Inauguration Day: Jim Kenney became mayor, and the whole thing felt like graduation

Cheers, a distracted former Mayor Nutter, and a pervasive theme of the Philadelphia neighborhood resident and how government can make differences in their lives, small and large.

Jim Kenney is sworn in as the 99th mayor of Philadelphia.

Jim Kenney is sworn in as the 99th mayor of Philadelphia.

Twitter via @PhillyMayor

Jim Kenney held it together for almost his entire first speech as mayor of Philadelphia. But once — just for a moment — Kenney got choked up. It was when he was talking about the Neumann Goretti girls’ basketball team — a group of girls he helped coach — who were not only national champions, but the first in their families to attend college.

He asked the team of teenagers to stand to be recognized, yelled “Squad!” into the microphone, and they recited what was clearly an inside joke back to him.

The raw moment went along well with the themes of the rest of the 2016 inauguration event Monday morning: It was about the Philadelphia neighborhood resident and how government can make differences in their lives, small and large.

At the same time, this solemn event swearing in the new professional lives of a class of politicians and judges serving their city also kind of felt like a high school graduation.

There was cheering: Family and friends from different parts of the auditorium in the Academy of Music on South Broad Street stood and cheered as the person they knew was recognized, whether it be a new judge or a council member being sworn in. At one point, Council President Darrell Clarke had to not-so-subtly hush the crowd.

There was angst, like when now-former Mayor Michael Nutter was photographed staring downward, tapping away on his phone just before his replacement was to be sworn in.

And there were a few moments of what felt like either tense feelings or straight up confusion, like when parts of the room grumbled as Rev. John H. Roberts, Sr. said the phrase “all lives matter” during his prayer that called for unity in the city. At another point during the prayer for the city, Rev. Terrence Griffith broke the solemnity and said, “While I’m at it God, I pray that you give us a championship next year.”

In addition to the swearing in of Kenney, a former councilman, as the new mayor, City Council members were also sworn in, including five who were newly-elected this year. Jurists, city commissioners and other citywide officials also took the oath of office. Then, after it was all over, the newly-sworn-in officials processed from the Academy of Music to their offices in City Hall.

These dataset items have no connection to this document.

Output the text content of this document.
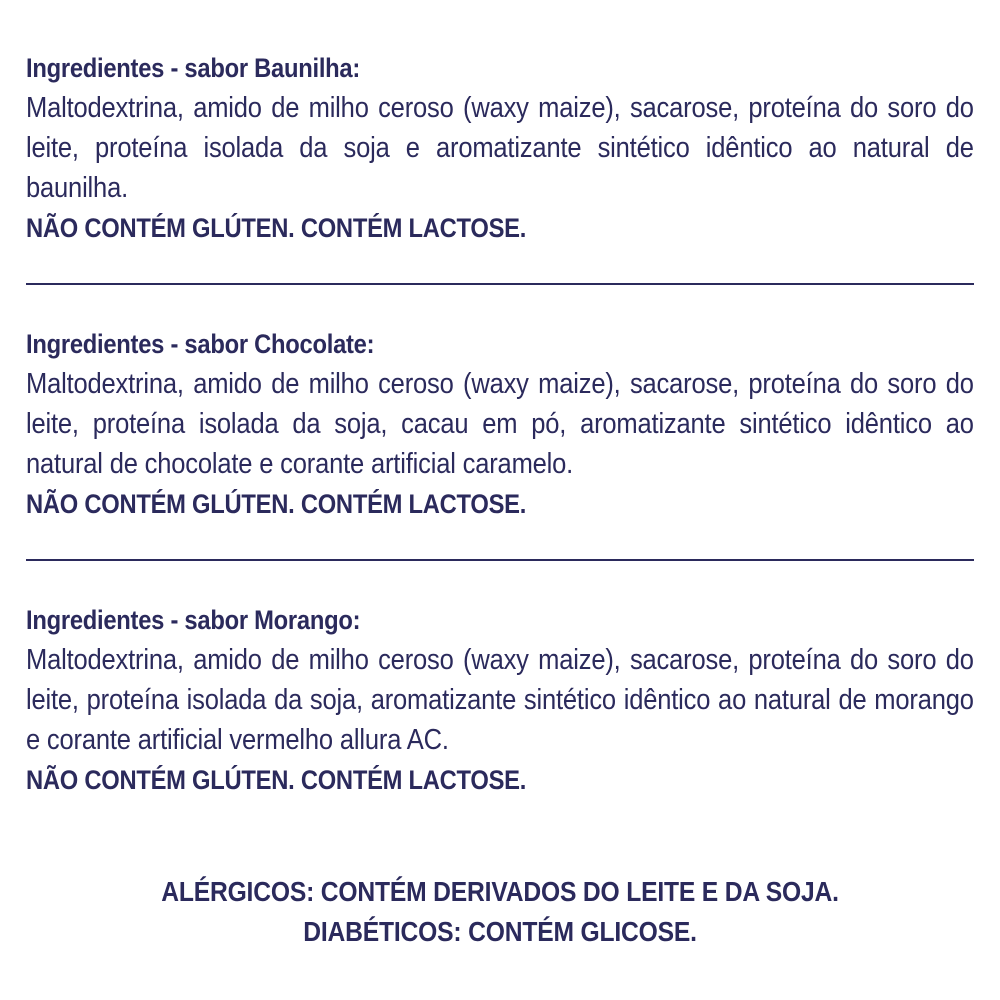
Ingredientes - sabor Baunilha:
Maltodextrina, amido de milho ceroso (waxy maize), sacarose, proteína do soro do leite, proteína isolada da soja e aromatizante sintético idêntico ao natural de baunilha.
NÃO CONTÉM GLÚTEN. CONTÉM LACTOSE.
Ingredientes - sabor Chocolate:
Maltodextrina, amido de milho ceroso (waxy maize), sacarose, proteína do soro do leite, proteína isolada da soja, cacau em pó, aromatizante sintético idêntico ao natural de chocolate e corante artificial caramelo.
NÃO CONTÉM GLÚTEN. CONTÉM LACTOSE.
Ingredientes - sabor Morango:
Maltodextrina, amido de milho ceroso (waxy maize), sacarose, proteína do soro do leite, proteína isolada da soja, aromatizante sintético idêntico ao natural de morango e corante artificial vermelho allura AC.
NÃO CONTÉM GLÚTEN. CONTÉM LACTOSE.
ALÉRGICOS: CONTÉM DERIVADOS DO LEITE E DA SOJA.
DIABÉTICOS: CONTÉM GLICOSE.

After being introduced by Clarke, Kenney was sworn in by Kevin Dougherty, the newly-elected Pennsylvania state Supreme Court justice and brother of Philadelphia union boss John Dougherty. And Kenney made a bit of a different statement from Roberts. During his speech when he focused on providing opportunities to all Philadelphians regardless of neighborhood, he mentioned criminal justice reform efforts that will take place during his term.

“Acknowledge two things,” he said, “that black lives do matter. And that the overwhelming majority of our police are decent hardworking public servants.”

Kenney, who sat next his two children before being sworn in, kept his address short and sweet and spoke for just about 10 minutes, discussing new policies that he says will keep local government honest in working for everyday Philadelphians, including universal pre-K, community schools and community policing.

“City government should first and foremost deliver efficient and effective services to every single Philadelphian,” Kenney said, “and that is regardless of if they live in the northeast or the southwest or they’re a new transplant or their family has lived here for generations.”

Kenney’s comments echoed those delivered by Clarke, who was elected to serve a second term as council president. He said city leaders will release plans in the next term for tax reform, criminal justice reform and ways to implement community-based schools in every neighborhood.

Clarke said City Council worked well together in the last four years. But there’s more work yet to be done.

“None of us here,” he said, “can feel good about being the most impoverished in the major U.S. cities.”

Kenney ended his inaugural speech with a similar — yet short — message.

“God bless you,” he said, “and let’s get to work.”